How to debug I2C devices in Proteus 6.9

When I first started debugging the connection between the TWI bus and AT24C02, I took a few days of detours because it was my first time to implement I2C in hardware. Today, I have completely debugged it. I will write down some debugging experience to save others from taking the same detours in the future.

It can be said that it is very convenient to debug I2C using Proteus. For example, after connecting MEGA8 and AT24C02 on the drawing, if you want to see the I2C debugging status, you can use two methods:

The first method is to connect an I2C Debugger instrument to the I2C bus. During the simulation debugging period, the instrument can display the I2C data transmission time, S (START state), Sr (ReStart state), A (Ask response), N (No ask state), P (Stop state), data (displaying the hexadecimal value of the data and the value of each bit at the same time). By checking the display of the I2C Debugger window, you can know whether the data sent and received on the I2C bus is correct.

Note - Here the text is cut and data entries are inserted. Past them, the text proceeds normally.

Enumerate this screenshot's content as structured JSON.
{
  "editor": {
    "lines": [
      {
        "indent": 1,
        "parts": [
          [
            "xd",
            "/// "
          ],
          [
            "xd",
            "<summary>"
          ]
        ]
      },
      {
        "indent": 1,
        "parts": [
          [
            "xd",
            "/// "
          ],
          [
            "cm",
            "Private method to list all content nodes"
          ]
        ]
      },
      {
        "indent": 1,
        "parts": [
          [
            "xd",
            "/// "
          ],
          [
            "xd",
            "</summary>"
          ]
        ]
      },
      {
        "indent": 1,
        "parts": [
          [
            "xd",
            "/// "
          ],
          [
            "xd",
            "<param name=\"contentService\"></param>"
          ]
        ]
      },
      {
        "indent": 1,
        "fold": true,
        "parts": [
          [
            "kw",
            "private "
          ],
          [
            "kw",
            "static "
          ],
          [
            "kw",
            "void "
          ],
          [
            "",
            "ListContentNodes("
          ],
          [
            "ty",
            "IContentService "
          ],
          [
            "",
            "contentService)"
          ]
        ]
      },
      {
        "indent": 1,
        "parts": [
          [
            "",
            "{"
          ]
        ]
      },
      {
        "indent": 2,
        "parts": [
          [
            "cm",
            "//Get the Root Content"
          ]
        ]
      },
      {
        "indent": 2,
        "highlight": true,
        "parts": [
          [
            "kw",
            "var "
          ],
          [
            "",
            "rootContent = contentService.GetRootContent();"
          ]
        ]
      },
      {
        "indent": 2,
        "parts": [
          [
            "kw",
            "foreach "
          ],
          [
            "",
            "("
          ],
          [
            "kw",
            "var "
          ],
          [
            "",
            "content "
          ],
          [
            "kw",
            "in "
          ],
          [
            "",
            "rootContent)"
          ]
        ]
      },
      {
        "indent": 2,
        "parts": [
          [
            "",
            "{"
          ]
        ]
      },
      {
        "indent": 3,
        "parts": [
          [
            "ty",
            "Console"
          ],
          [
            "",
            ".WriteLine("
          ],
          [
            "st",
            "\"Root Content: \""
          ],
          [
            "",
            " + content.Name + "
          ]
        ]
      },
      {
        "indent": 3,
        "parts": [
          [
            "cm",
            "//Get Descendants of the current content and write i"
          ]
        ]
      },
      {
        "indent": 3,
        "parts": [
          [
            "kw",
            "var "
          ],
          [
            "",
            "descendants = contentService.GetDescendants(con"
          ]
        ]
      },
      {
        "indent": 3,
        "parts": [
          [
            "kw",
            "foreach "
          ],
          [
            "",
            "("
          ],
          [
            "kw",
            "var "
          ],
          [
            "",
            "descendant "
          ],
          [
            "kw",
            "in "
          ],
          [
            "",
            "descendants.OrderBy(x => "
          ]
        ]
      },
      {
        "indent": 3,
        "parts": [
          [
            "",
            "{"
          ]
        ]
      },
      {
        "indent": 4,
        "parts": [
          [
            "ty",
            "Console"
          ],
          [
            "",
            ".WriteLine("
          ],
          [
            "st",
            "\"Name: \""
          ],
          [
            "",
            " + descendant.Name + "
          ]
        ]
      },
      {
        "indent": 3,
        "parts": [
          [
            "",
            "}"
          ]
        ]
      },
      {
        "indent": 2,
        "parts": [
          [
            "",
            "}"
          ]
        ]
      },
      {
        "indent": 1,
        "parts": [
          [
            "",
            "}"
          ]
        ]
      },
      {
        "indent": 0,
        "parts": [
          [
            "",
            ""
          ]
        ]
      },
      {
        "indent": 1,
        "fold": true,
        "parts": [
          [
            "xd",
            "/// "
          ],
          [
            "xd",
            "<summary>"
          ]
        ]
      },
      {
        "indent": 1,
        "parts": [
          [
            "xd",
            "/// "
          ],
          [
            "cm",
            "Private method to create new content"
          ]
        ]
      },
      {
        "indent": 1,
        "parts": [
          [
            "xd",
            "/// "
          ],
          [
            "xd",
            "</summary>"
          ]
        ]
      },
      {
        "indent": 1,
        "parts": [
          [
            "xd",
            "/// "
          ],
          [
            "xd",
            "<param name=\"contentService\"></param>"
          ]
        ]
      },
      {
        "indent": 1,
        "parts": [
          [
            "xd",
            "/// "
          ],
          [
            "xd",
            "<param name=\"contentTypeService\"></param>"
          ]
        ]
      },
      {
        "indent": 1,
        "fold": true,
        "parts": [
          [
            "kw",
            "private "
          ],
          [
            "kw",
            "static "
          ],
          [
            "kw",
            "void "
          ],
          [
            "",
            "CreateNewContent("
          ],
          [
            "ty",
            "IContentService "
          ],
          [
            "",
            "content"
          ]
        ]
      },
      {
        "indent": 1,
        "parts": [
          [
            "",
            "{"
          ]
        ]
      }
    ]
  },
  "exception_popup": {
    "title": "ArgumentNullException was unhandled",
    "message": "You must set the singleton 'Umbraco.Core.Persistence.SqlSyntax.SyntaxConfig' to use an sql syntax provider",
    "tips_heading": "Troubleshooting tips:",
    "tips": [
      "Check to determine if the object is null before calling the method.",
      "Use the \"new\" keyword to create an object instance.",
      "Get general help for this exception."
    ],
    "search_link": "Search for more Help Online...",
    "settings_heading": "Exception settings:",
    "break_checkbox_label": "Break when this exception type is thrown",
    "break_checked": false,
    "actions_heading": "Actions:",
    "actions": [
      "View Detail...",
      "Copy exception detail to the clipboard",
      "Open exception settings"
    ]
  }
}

The second method is to use the Log function in the property settings of the 24C series I2C EEPROM components. These Log functions are No by default, that is, not used. We can set it to Yes. One point in particular: the last item of these Log functions is Log to main Simulation Log, that is, whether to write the recorded situation to the main window simulation Log file. If you want to see the Log situation, this option must be selected Yes, otherwise you will not see the historical records. If the 24C series components receive or send flag information and data information, these information records can be seen in the Log file of the main window. The specific way to view it is to click Text Viewer in the System menu.

Let's talk about some debugging features of 24c series components in Proteus.

Once the data is correctly written to a certain address of the 24c series component placed in the schematic, the data will remain regardless of whether the debugging is stopped or the data file is reloaded or the schematic is reloaded. It's amazing, right? I found this problem in Proteus 6.9sp4, and this situation is completely different from what we imagined.

In addition, the reading and writing of 24c02 components must be performed in the following manner:

Read. AVR must send the START bit first, and then check whether the bus is under control. In many cases, TWI_STATUS returns TW_START, TW_REP_START, or can continue to transmit. Next, send [address|TW_WRITE], then check TWI_STATUS. If correct, it should return TW_MT_SLA_ACK, and then you can send the address byte. If the transmission is successful, TWI_STATUS returns TW_MT_DATA_ACK, and then you can continue to send the START bit, [address|TW_READ], and then AVR automatically switches to the host read state. After waiting for a while, if something is read, you can detect TW_MR_DATA_ACK or TW_MR_DATA_NACK in TWI_STATUS, and the data obtained in TWDR is the read data.

It is worth noting that in Proteus simulation, the response is very slow, and often TWI_STATUS will get TW_NO_INFO (no information). This happens because after the AVR receives the response signal, it takes a while for the value in TWI_STATUS to be updated. In order to read the correct data, you can wait for dozens of microseconds after TWINT is set, and then you can get the correct TWI_STATUS value.

The reason is that when data is sent or received, TWINT is set, but it takes some time to receive ACK/NACK, so it takes some time to receive the correct TWI_STATUS value. I have been struggling with this problem for a long time, and it is different from what I imagined, and the MEGA8 manual does not mention this. Finally, after a long time of struggling, I suddenly got an idea and figured it out.

I wrote this article to share with you.